Dr. Rebelo Neto - Por nimia gentileza do Dr. Ribeiro doe Santos, tive oportunidade de apreciar o doente objéto da sua recente comunicação á Associação Paulista de Medicina. A estelectomia teve resultado imediato e, o que no caso assume grande importancia, era patente o retorno dos movimentos no lado dantes paralizado. O mecanismo pelo qual se processa o restabelecimento funcional após a estelectomia ou após a gangliectomia de Leriche, tem desafiado até hoje a argucia dos fisiologistas, continuando, porem, ainda obscuro. A explicação oferecida pelo Dr. Santos está baseada, como ouvimos, num fenomeno de influencia sobretudo circulatorio "é por v.a de uma igualação circulatoria que se faz a igualação da cronaxia". Pergunto ao Dr. Santos como interpreta diante da sua teoria a circunstancia da melhora ser imediata, á operação, quando, como é sabido, os musculos ás vezes estão tão profundamente alterados que o nervo não responde mais á excitação, impossibilitando a medida da sua cronaxia.

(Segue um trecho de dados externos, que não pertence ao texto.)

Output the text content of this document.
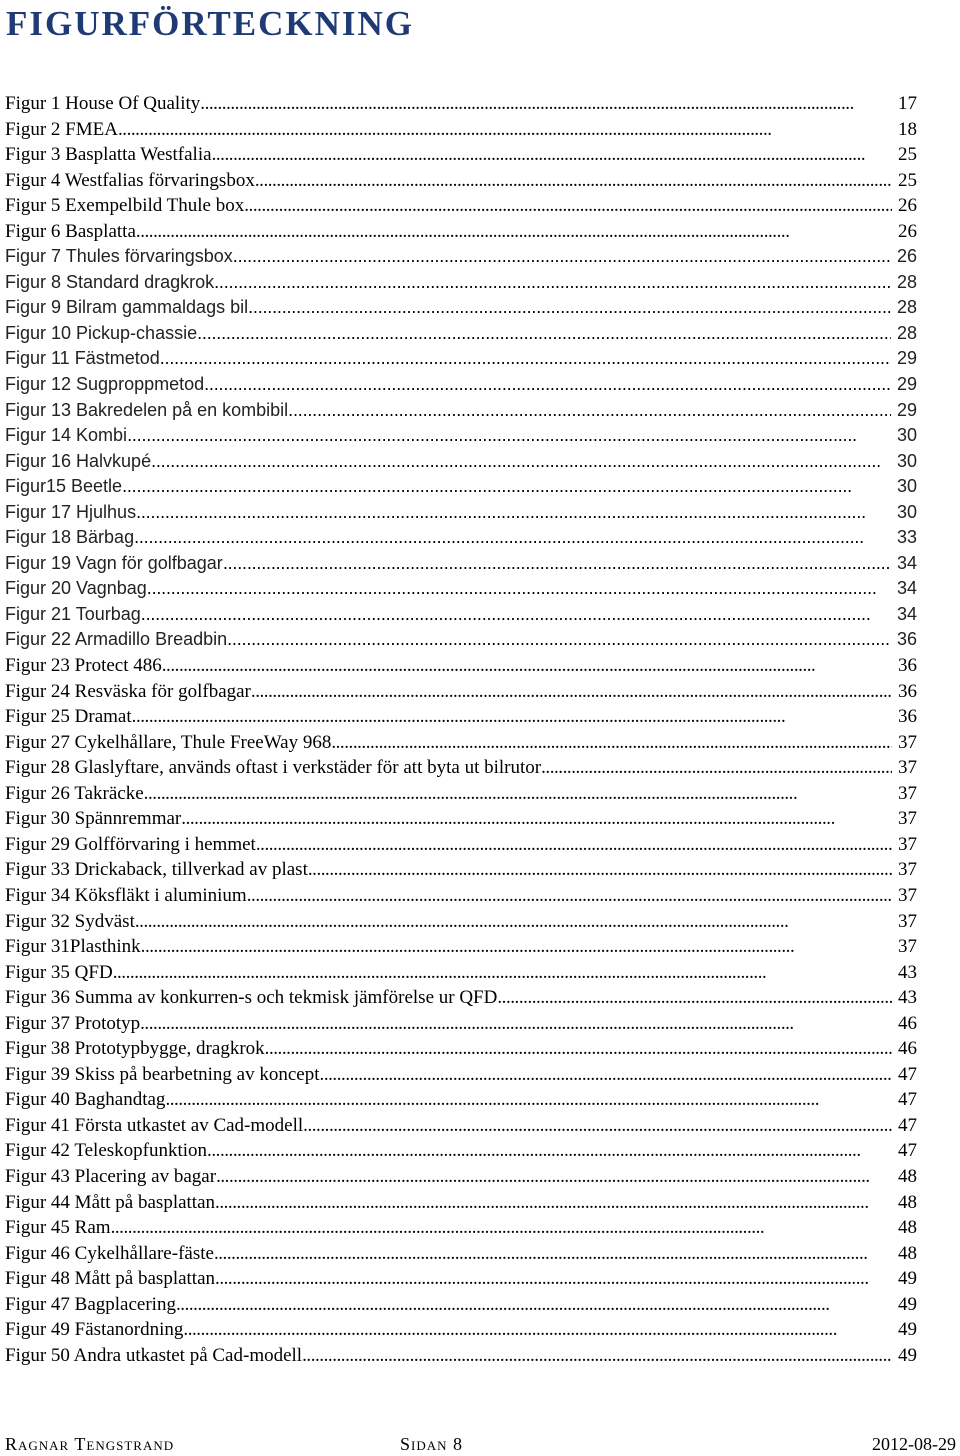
FIGURFÖRTECKNING
Figur 1 House Of Quality . . .	17
Figur 2 FMEA . . .	18
Figur 3 Basplatta Westfalia . . .	25
Figur 4 Westfalias förvaringsbox . . .	25
Figur 5 Exempelbild Thule box . . .	26
Figur 6 Basplatta . . .	26
Figur 7 Thules förvaringsbox . . .	26
Figur 8 Standard dragkrok . . .	28
Figur 9 Bilram gammaldags bil . . .	28
Figur 10 Pickup-chassie . . .	28
Figur 11 Fästmetod . . .	29
Figur 12 Sugproppmetod . . .	29
Figur 13 Bakredelen på en kombibil . . .	29
Figur 14 Kombi . . .	30
Figur 16 Halvkupé . . .	30
Figur15 Beetle . . .	30
Figur 17 Hjulhus . . .	30
Figur 18 Bärbag . . .	33
Figur 19 Vagn för golfbagar . . .	34
Figur 20 Vagnbag . . .	34
Figur 21 Tourbag . . .	34
Figur 22 Armadillo Breadbin . . .	36
Figur 23 Protect 486 . . .	36
Figur 24 Resväska för golfbagar . . .	36
Figur 25 Dramat . . .	36
Figur 27 Cykelhållare, Thule FreeWay 968 . . .	37
Figur 28 Glaslyftare, används oftast i verkstäder för att byta ut bilrutor . . .	37
Figur 26 Takräcke . . .	37
Figur 30 Spännremmar . . .	37
Figur 29 Golfförvaring i hemmet . . .	37
Figur 33 Drickaback, tillverkad av plast . . .	37
Figur 34 Köksfläkt i aluminium . . .	37
Figur 32 Sydväst . . .	37
Figur 31Plasthink . . .	37
Figur 35 QFD . . .	43
Figur 36 Summa av konkurren-s och tekmisk jämförelse ur QFD . . .	43
Figur 37 Prototyp . . .	46
Figur 38 Prototypbygge, dragkrok . . .	46
Figur 39 Skiss på bearbetning av koncept . . .	47
Figur 40 Baghandtag . . .	47
Figur 41 Första utkastet av Cad-modell . . .	47
Figur 42 Teleskopfunktion . . .	47
Figur 43 Placering av bagar . . .	48
Figur 44 Mått på basplattan . . .	48
Figur 45 Ram . . .	48
Figur 46 Cykelhållare-fäste . . .	48
Figur 48 Mått på basplattan . . .	49
Figur 47 Bagplacering . . .	49
Figur 49 Fästanordning . . .	49
Figur 50 Andra utkastet på Cad-modell . . .	49
Ragnar Tengstrand	Sidan 8	2012-08-29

Dr. Paula Santos - Aproveito a oportunidade para dar alguns esclarecimentos. O caso que o Dr. Ribeiro aos Santos operou, ele nos deu o prazer de faze-lo no nosso Serviço. Pois bem, ainda ha poucos dias, examinamos este doente, que melhorou de um modo notavel. Não se pôde falar absolutamente em restitutio ad integrum, mas em todo o caso satisfaz porque o doente já tem mobilidade da bochecha e desapareceram aqueles outros sinais que o Dr. Rebelo dos Santos assinalou. Com respeito á explicação que o Dr. Ribeiro dos Santos aventou, não compete a nos analisá-la e sim aos fisiologistas, mas podemos afirmar que ela é engenhosa; e mesma a proposito da objeção do Dr. Rebelo Neto, devo dizer que a melhora não é tão rapida, e talvez não seja completa, por causa da atrofia.

Mattos Barretto - Desejo trazer o testemunho do 2.º caso do Dr. Ribeiro dos Santos, pois eu o tenho observado mais de perto: trata-se do caso que na Secção de hontem eu tive ocasião de vos relatar.

O facial foi atingido em dois pontos por grandes estilhaços de arma de fogo.

Quanto á melhora do doente não foi tão rapida, apenas a movimentação das palpebras, que se notou logo no segundo dia. Mais evidente foi a melhora observada na mucosa nasal. Ao envez de mucosa resecada e crostosa com o aspéto tipico da rinite atrofica, o paciente apresentou logo um humedecimento franco da pituitaria, que se revestiu mesmo de uma serosidade sanguinolenta.

Uma ageustia que vinha regredindo aos poucos após a operação craneana, desapareceu prontamente depois da stelectomia.

O doente observado ainda esta semana, quer dizer 6 mezes após a stelectomia, apresenta mais nitidos movimentos da bochecha, o que muito lhe facilita a mastigação. E' interessante se notar isto porquanto Rebattu e Proby, em trabalho muito recente, com uma estatistica de 30 casos, são pessimistas a respeito do resultado da ablação do ganglio cervical e do ganglio estrelado. Eles viram resultado apenas nos primeiros tempos e desaparecendo ao fim de 2 meses,

Foi Leriche iniciador deste processo, e ele tem encontrado adeptos entusiastas na França e na Italia. O Prof. Ostrowsky, da Polonia, tem 15 belissimos casos, com reconstituição completa dos movimentos, apenas não conseguindo os movimentos emocionais. A correcção deste defeito indelevel só foi conseguida por Duel, que aqui esteve o ano passado e expoz com um filme a sua tecnica de enxerto.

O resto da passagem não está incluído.